An IMAX team trained the Atlantis crew to operate the cameras. One camera will be mounted outside the crew cabin in the shuttle’s cargo bay to capture images of the two teams of spacewalking astronauts as they conduct what NASA calls “some of the most challenging work ever undertaken in space as they replace and refurbish many of the telescope’s precision instruments.”
The Atlantis team will install new cameras and instruments on the Hubble, which can currently see distant galaxies and stars that were forming when the universe was just 700 million years old. The new cameras will probe even deeper into space, seeing the universe at about 500 million years after the theoretical Big Bang.
Astronauts will be installing a new wide field camera that bests the current Hubble model by seeing in both ultraviolet and near infrared, as well as visible light. The camera will be able to see 90 times more objects than the current camera.
“IMAX has developed innovative 3-D image capture and projection technology that creates a large-scale, immersive educational experience in which those of us on the ground are no longer passive observers of spaceflight, we’re active participants,” Bob Jacobs, NASA’s acting assistant administrator for public affairs, said in a statement.

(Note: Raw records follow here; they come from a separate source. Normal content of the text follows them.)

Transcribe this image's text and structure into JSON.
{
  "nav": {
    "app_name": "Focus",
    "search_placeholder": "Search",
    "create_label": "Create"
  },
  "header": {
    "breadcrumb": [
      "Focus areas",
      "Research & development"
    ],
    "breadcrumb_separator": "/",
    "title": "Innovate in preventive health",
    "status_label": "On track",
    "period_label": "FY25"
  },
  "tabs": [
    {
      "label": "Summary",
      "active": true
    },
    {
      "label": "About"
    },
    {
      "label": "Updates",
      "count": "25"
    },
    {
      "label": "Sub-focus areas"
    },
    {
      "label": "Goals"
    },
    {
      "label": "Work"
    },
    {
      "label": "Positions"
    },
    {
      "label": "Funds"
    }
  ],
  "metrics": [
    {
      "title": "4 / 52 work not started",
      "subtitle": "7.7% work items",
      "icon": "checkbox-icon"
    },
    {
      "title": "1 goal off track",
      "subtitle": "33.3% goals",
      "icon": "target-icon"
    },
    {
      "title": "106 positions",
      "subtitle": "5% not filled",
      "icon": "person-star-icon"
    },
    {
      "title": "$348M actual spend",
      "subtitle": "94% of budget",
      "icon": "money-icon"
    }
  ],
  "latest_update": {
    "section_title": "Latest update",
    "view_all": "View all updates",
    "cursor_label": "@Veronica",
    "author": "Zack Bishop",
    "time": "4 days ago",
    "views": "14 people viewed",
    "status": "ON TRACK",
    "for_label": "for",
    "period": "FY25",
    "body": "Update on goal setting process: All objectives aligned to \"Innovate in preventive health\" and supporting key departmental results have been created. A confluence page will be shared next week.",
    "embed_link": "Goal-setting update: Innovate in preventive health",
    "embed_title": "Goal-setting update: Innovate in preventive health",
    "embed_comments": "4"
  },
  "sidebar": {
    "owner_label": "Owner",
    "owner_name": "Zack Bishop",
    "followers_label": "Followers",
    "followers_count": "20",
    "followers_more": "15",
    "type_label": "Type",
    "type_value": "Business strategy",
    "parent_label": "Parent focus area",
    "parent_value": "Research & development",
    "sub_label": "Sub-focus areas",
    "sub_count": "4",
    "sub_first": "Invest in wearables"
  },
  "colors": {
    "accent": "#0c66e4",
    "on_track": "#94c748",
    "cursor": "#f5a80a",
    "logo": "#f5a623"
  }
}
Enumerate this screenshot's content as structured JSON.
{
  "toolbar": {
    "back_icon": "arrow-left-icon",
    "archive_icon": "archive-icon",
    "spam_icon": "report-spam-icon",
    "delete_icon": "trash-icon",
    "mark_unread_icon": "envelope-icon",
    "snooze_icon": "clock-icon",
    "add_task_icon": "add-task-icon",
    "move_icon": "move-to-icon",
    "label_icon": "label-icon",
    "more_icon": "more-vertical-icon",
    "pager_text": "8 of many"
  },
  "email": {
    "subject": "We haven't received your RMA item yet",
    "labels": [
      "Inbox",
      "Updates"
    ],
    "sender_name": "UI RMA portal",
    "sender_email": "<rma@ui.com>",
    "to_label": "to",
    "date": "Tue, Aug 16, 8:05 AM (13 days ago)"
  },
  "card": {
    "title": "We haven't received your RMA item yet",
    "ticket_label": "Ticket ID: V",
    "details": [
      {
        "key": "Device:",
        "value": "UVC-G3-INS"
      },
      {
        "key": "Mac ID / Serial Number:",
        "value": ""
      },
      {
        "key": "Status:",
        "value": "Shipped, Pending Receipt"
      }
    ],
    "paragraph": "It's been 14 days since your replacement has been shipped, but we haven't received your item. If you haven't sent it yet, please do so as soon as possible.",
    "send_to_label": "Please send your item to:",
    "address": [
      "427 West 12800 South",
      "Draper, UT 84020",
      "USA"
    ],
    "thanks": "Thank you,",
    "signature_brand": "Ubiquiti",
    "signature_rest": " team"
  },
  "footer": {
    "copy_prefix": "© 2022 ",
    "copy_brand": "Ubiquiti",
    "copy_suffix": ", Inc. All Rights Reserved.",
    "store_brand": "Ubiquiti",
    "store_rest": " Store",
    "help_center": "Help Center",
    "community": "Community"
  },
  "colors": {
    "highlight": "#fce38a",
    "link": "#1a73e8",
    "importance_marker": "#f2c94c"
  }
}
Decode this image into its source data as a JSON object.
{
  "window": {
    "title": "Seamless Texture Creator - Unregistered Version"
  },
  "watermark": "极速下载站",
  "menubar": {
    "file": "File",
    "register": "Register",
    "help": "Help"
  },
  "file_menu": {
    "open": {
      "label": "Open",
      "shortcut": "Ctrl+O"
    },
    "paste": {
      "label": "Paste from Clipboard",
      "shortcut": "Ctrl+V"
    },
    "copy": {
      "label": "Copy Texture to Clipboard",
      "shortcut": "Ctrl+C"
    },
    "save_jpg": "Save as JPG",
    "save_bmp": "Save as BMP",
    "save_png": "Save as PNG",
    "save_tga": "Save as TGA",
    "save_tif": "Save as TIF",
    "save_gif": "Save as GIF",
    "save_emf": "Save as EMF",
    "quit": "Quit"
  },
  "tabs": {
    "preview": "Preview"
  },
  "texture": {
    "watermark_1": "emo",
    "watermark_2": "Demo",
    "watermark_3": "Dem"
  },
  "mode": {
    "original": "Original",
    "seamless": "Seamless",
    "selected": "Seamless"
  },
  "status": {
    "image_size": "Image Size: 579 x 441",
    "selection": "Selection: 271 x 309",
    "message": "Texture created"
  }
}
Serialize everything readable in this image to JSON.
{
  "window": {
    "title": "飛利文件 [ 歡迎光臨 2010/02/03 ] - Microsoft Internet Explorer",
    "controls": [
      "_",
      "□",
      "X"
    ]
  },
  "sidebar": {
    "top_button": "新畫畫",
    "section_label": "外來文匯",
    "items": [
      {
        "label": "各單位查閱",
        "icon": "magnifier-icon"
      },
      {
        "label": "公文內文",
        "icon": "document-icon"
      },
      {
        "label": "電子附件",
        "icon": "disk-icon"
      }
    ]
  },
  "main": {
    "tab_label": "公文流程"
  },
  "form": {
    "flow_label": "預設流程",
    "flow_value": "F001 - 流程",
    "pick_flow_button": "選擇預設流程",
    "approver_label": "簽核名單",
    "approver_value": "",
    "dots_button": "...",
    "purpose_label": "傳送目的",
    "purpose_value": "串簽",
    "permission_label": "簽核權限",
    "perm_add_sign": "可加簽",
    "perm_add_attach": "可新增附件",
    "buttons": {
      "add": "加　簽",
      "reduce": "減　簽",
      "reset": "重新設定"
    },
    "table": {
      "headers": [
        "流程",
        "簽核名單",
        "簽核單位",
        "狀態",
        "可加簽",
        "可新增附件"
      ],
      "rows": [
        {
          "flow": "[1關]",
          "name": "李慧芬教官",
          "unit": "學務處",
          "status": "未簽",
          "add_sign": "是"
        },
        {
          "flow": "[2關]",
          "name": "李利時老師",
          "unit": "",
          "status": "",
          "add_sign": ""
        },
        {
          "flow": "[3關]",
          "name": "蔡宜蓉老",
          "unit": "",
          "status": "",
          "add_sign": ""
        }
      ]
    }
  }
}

The Atlantis team will also install a Cosmic Origins Spectrograph, which will replace the Hubble’s current corrective lens, in addition to attaching to Hubble a docking port for future missions to the telescope.
IMAX cameras will film all of the installions.
“Fifteen years ago, we made a film about space exploration that included Hubble, when it started sending back the first images,” IMAX producer and director Toni Myers said. “Today, we have Hubble’s entire phenomenal legacy of data to explore. With IMAX 3-D, we can transport people to galaxies that are 13 billion light years away-back to the edge of time. Real star travel is here at last.”